Die Parsennbahn spuckt die ersten Mitarbeiter an der Mittelstation aus. Tobia Siorpaes klatscht kurz mit einem Kollegen ab, dann eilt er zum Rapid. Der 6er-Sessel schaufelt täglich Tausende Skifahrer zum Weissfluhjoch. Aber erst, wenn alle Sicherheitschecks absolviert sind. Wenn Seilbahnmechatroniker Siorpaes den Schnee aus der Anlage gekehrt, die Zäune aufgestellt, die Riemen, Reifen und Rollen geprüft hat. Es ist Zwischensaison, die Weihnachtsferien sind gerade vorüber, das WEF steht vor der Tür. Der junge Mann entscheidet, heute nur die Hälfte aller 6er-Sessel einzuhängen. 50 raus, 50 bleiben in der Garage. «Dafür fahren wir mit voller Geschwindigkeit. Das kommt bei den Gästen besser an.» Die ersten stehen um 8.15 Uhr auf der Matte. 

Tobia Siorpaes ist Seilbahnmechatroniker. Seinem täglichen Einsatz verdankt sich, dass die Davoser Skilifte einwandfrei funktionieren.

8.09 Uhr

Vali Meier sieht von seinem Büro, wie die gelbe Kabine der Gipfelbahn mit den ersten Skifahrern nach oben schwebt. Der Pisten- und Sicherheitschef am Parsenn hat da längst die Wetterdaten gecheckt. Fünf Zentimeter Schnee über Nacht waren vorhergesagt, vier sind es geworden. «Sieht gut aus, da müssen wir heute nirgends sprengen.» Was Meier nicht ahnt, als er seiner Lawinenhündin Naira liebevoll über den Kopf streicht: Drei Stunden später wird er unter meterhohem Schnee begraben liegen und auf Rettung warten. 

9.33 Uhr

Bei Parsenn Sport in Davos Dorf rollt die zweite Welle an. «Die Gemütlichen kommen, um ihre Skiausrüstung zu leihen», erklärt Inhaber Boris Bossi. Sie können wählen aus 800 Paar Ski, können Helme testen und die passende Brille dazu mitnehmen. Manche schneien in Jeans rein und gehen in Skikluft raus. Bossi verleiht Hosen und Jacken vor allem an Gäste aus dem arabischen Raum, die einmal im Leben über den Berg rutschen wollen. Manche Touristen zögern kurz, wenn sie den grossen, hellen und eleganten Shop betreten. An einer langen Theke bekommt man Erfrischungsgetränke für 3.50 Franken. Die Mitarbeiter grüssen, verwickeln die Zögerlichen in ein Gespräch. «Meine Leute sollen Gastgeber sein.» Bossi glänzt mit Service, hat sieben Tage die Woche von 7.45 bis 18 Uhr geöffnet. Um 8 Uhr startet die erste Bahn gleich nebenan. 

11.26 Uhr

Seit einer Stunde liegt Vali Meier unter Massen von Schnee im Meierhoftäli. Dann endlich hört er das Scharren von Hundepfoten. Nach wenigen Sekunden taucht die Schnauze des Retters auf. Applaus, Leckerli. Meier schüttelt sich, reckt den Daumen nach oben. Es war eine Lawinenübung, die der Rettungschef alljährlich mit dem Schweizer Militär durchführt. Der Soldat, der vorgesehen war, hat gekniffen. Also sprang Meier ein und liess sich begraben. «Ich mache das seit 30 Jahren, ist kein Problem für mich.» 

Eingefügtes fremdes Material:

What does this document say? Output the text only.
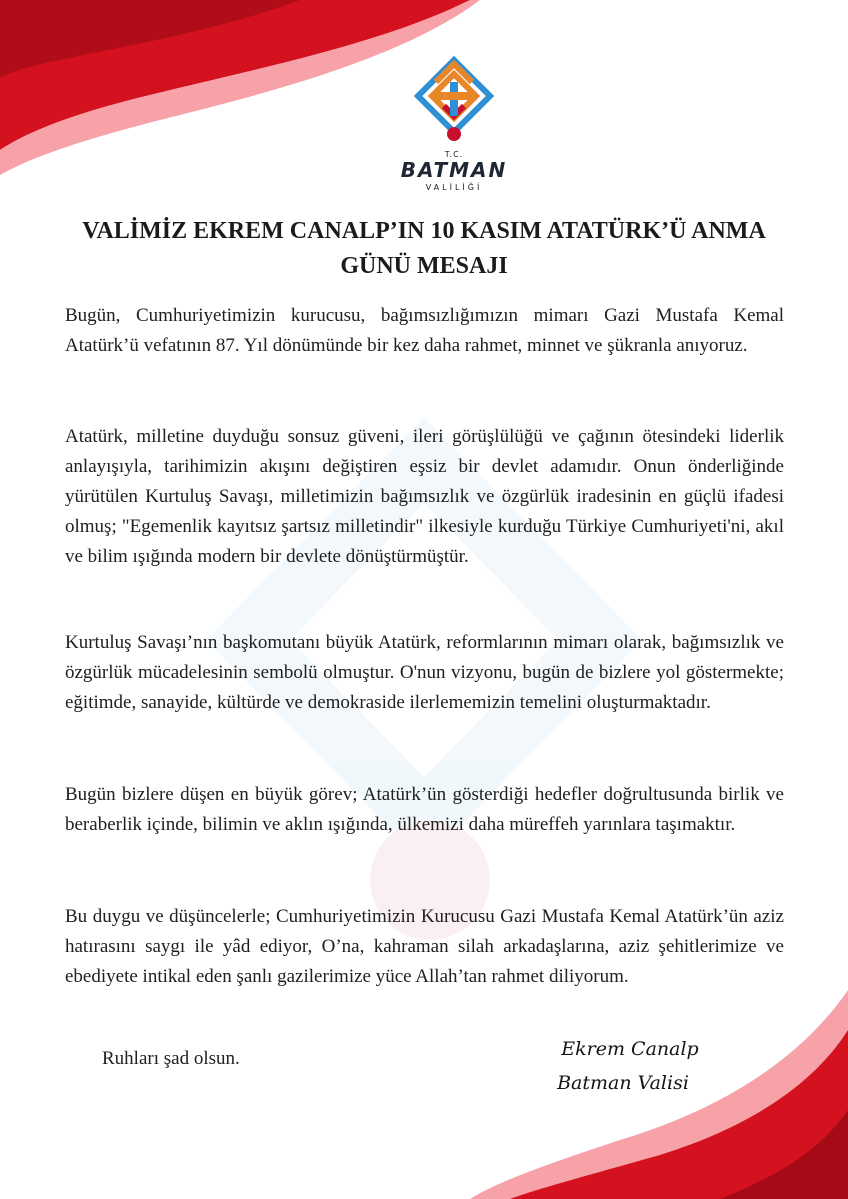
T.C.
BATMAN
VALİLİĞİ
VALİMİZ EKREM CANALP’IN 10 KASIM ATATÜRK’Ü ANMA
GÜNÜ MESAJI

Bugün, Cumhuriyetimizin kurucusu, bağımsızlığımızın mimarı Gazi Mustafa Kemal Atatürk’ü vefatının 87. Yıl dönümünde bir kez daha rahmet, minnet ve şükranla anıyoruz.

Atatürk, milletine duyduğu sonsuz güveni, ileri görüşlülüğü ve çağının ötesindeki liderlik anlayışıyla, tarihimizin akışını değiştiren eşsiz bir devlet adamıdır. Onun önderliğinde yürütülen Kurtuluş Savaşı, milletimizin bağımsızlık ve özgürlük iradesinin en güçlü ifadesi olmuş; "Egemenlik kayıtsız şartsız milletindir" ilkesiyle kurduğu Türkiye Cumhuriyeti'ni, akıl ve bilim ışığında modern bir devlete dönüştürmüştür.

Kurtuluş Savaşı’nın başkomutanı büyük Atatürk, reformlarının mimarı olarak, bağımsızlık ve özgürlük mücadelesinin sembolü olmuştur. O'nun vizyonu, bugün de bizlere yol göstermekte; eğitimde, sanayide, kültürde ve demokraside ilerlememizin temelini oluşturmaktadır.

Bugün bizlere düşen en büyük görev; Atatürk’ün gösterdiği hedefler doğrultusunda birlik ve beraberlik içinde, bilimin ve aklın ışığında, ülkemizi daha müreffeh yarınlara taşımaktır.

Bu duygu ve düşüncelerle; Cumhuriyetimizin Kurucusu Gazi Mustafa Kemal Atatürk’ün aziz hatırasını saygı ile yâd ediyor, O’na, kahraman silah arkadaşlarına, aziz şehitlerimize ve ebediyete intikal eden şanlı gazilerimize yüce Allah’tan rahmet diliyorum.

Ruhları şad olsun.	Ekrem Canalp
Batman Valisi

Vali Meier lässt sich schon mal unter ein bis zwei Metern Schnee vergraben, damit Lawinenhündin Naira üben kann, wie man im Notfall Verschüttete freibuddelt.

13.10 Uhr

An der Parsennhütte laufen vier Pisten zusammen. Viele Skifahrer haben Hunger. Auf die Terrasse will heute keiner, weil das Wetter mies ist. Aber drinnen gibt es ja auch noch 500 Sitzplätze. Zwischen den ungelenken Wintersportlern in ihren klobigen Schuhen wuseln zwei Dutzend Mitarbeiter, die Teller und Gläser anschleppen. In der Hochsaison frittiert die Küche mehr als 400 Kilo Pommes und köchelt 100 Liter Gerstensuppe. Pro Tag. Schliesslich wollen bis zu 3000 Leute satt werden. 

14.01 Uhr

Das Snowli-Lied schallt durch das Kinderland Carjöl am Jakobshorn. Die Kleinen singen «links, rechts, Schwünge, Riesenspass!». Die Skilehrer tragen bunte Indianerfedern am Helm. Der Kurs für einheimische Kinder läuft schon die ganze Woche. Trotzdem gibt es da und dort Tränen, wenn sich Mamis und Papis verabschieden und mit Kinderwagen zum Schnee-Apéro ins nahe Bolgen Plaza stapfen. Dort nimmt das Après-Ski bereits Fahrt auf. 

15.12 Uhr

Am Eingang des Spitals Davos steht ein herrenloses Paar Ski samt Stöcken und Schuhen. Hans Curd Frei, Chefarzt der Chirurgie, hatte bis dato drei OPs. Zwei Unterschenkelbrüche, ein Achillessehnenriss. In der Hochsaison müssen er und seine Kollegen auch 12- oder 14-mal ran, da kehrt erst gegen 22 Uhr Ruhe im Operationssaal ein. Skifahrer, die ineinanderkrachen. Fussgänger, die auf Eisplatten ausrutschen. Langläufer, die auf die Schulter stürzen. Die Wintersport-Hitliste von Doktor Frei liest sich so: Platz 1 Handgelenk, Rang 2 Sprunggelenk, gefolgt von Knie. Das trifft vor allem Skifahrer. «Der Carvingski ist ein Kniekiller», sagt der sportliche Chirurg, der deswegen aufs Snowboard umgestiegen ist. Wer auf dem Brett stürze, komme in der Regel glimpflicher davon. Zum Abschied sagt der Mediziner: «Das Knie ist nicht fürs Skifahren gemacht, sondern zum Laufen.» 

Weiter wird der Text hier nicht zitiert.